Will the 15 million fine be used to reimburse customers for the extra money they paid?
This is the question that many readers have asked us. The answer is no. If you consider that the Consumer Code has been violated, the Defense of Competition establishes sanctions, which will be collected by the Tax Agency. Therefore, this money will go to the State which, in part, will also use it to finance initiatives to protect consumer rights. But it certainly won’t end up in the pockets of customers affected by illegitimate increases.
Why haven’t antitrust authorities forced energy operators to refund customers?
Because he can’t really do it. Among the powers of the Authority is not to order reimbursements or compensation to companies. In this sense, it can be said that antitrust legislation can facilitate them: it often happens that a company undertakes (of its own free will) to return stolen goods to customers. In these cases, Agcm closes the procedure without a fine and, if restitution does not occur, the sanction itself is applied.
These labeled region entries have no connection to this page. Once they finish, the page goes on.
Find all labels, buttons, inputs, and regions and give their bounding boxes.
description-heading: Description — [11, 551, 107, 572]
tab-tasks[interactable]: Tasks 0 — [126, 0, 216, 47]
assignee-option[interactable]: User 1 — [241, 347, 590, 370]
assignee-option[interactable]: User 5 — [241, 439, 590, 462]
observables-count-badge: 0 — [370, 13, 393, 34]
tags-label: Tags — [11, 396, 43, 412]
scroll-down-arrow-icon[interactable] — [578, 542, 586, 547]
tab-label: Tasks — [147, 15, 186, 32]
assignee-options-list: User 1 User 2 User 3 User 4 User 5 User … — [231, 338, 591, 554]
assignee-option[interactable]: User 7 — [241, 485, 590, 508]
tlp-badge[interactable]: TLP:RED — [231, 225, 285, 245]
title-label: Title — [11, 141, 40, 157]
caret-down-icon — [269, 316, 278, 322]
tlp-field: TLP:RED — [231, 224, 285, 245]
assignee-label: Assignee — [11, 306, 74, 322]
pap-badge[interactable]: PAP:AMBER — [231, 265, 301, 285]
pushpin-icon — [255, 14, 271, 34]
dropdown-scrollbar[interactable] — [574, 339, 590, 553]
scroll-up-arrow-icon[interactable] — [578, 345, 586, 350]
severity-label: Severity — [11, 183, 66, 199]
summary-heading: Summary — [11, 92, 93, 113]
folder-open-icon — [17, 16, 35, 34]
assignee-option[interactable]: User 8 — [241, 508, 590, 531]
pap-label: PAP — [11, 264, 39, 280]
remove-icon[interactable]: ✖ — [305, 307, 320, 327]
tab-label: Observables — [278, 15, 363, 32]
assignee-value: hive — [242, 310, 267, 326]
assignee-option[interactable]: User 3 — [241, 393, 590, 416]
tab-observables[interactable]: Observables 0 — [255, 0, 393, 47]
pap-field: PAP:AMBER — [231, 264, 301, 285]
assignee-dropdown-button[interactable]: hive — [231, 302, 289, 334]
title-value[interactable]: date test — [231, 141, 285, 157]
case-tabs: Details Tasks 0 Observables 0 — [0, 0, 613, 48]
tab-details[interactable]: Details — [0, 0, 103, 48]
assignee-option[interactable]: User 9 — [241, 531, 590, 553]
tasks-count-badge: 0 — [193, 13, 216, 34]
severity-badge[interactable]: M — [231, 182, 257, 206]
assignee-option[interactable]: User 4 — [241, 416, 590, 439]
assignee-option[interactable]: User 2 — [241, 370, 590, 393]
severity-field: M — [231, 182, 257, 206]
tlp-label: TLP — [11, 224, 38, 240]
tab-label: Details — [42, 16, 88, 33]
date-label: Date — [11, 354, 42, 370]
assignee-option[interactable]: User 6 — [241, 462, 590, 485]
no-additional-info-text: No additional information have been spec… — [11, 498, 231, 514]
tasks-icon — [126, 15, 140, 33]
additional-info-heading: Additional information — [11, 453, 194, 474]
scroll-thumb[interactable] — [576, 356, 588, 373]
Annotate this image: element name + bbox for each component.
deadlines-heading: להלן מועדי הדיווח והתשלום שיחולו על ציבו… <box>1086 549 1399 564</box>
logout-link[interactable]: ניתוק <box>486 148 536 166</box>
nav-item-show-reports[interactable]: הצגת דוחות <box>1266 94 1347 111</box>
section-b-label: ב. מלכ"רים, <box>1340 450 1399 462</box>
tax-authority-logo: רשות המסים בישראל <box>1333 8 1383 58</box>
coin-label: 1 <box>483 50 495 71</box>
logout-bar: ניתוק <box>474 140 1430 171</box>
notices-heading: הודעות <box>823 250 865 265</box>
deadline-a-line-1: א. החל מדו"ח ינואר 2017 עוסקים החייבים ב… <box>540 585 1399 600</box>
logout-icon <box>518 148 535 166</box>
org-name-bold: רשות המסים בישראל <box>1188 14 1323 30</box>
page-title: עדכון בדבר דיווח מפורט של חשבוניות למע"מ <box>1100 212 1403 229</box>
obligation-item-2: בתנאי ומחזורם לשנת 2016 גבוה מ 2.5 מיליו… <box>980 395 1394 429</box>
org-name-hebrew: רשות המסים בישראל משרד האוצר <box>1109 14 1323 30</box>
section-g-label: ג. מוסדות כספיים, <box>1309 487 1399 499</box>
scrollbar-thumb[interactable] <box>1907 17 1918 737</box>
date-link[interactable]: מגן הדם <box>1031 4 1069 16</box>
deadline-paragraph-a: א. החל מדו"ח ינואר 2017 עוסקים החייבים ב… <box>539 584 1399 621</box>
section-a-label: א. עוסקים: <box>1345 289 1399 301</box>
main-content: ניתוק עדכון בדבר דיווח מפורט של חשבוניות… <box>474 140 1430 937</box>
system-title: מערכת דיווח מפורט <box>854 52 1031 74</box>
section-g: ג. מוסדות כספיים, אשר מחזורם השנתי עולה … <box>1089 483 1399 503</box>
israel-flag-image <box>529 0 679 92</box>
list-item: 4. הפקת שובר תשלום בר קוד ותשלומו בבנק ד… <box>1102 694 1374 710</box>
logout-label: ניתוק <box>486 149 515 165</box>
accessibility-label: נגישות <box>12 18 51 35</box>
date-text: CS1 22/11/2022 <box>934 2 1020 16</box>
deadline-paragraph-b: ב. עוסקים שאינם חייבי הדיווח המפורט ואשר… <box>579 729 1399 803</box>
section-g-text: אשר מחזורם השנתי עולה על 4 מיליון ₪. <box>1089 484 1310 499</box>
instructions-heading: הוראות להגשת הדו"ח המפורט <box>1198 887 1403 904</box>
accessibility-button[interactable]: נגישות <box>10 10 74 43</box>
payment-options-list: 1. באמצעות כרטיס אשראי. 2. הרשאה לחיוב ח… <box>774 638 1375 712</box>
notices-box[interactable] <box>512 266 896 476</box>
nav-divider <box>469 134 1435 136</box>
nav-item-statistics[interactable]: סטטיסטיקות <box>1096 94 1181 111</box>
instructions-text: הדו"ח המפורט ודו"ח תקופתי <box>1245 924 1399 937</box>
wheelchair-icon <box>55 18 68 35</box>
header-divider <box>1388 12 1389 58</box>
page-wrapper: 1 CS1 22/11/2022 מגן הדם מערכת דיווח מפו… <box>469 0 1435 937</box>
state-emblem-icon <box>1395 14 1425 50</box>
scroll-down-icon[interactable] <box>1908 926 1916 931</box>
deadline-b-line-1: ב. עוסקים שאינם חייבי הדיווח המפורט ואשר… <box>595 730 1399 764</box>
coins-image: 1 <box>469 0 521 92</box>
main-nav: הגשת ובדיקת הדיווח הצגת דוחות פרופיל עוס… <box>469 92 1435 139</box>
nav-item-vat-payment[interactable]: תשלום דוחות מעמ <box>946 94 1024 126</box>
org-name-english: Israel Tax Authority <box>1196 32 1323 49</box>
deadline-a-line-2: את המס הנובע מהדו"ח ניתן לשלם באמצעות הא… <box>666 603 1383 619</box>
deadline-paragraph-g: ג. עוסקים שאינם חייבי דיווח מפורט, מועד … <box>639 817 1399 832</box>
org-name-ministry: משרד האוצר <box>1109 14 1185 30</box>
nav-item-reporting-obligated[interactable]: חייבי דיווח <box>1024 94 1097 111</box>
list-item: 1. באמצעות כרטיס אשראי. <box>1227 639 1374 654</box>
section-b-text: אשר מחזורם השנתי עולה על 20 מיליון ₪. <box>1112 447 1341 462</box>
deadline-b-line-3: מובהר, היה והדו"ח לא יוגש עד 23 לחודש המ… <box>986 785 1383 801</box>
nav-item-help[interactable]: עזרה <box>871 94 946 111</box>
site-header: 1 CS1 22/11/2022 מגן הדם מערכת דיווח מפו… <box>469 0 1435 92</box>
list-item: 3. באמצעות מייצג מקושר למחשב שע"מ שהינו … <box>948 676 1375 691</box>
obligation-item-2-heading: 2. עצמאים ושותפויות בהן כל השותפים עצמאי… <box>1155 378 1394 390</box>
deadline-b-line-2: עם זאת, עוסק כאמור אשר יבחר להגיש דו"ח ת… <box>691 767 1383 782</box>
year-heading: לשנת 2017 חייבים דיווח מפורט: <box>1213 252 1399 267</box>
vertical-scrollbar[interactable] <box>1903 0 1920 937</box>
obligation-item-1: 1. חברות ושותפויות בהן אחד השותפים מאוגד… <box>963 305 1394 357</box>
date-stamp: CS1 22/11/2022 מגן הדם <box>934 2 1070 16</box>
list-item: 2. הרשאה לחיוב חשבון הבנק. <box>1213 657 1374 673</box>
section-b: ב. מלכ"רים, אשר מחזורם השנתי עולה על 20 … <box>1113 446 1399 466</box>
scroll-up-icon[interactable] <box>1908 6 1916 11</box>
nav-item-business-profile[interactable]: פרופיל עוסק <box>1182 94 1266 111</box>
In the case of energy companies, this commitment did not exist and Antitrust cannot impose it. But not all managers are the same: among the six fined companies, for example, Edison had already served the (few) clients affected by the price increase, for which the minimum legal fine, five thousand euros, was imposed.
What can I do then to get a refund?
The first step to take is to file a complaint with the manager who unilaterally modified the contract. If after 40 days the response has not arrived or is not conclusive, conciliation can be carried out with Arera (the energy authority). It is an extrajudicial and free procedure in which a conciliator tries to mediate between the two litigants to reach a solution. The meetings take place online, you can be represented by a consumer association, and between sending the request and closing the procedure no more than 90 days can pass, extendable for another 30.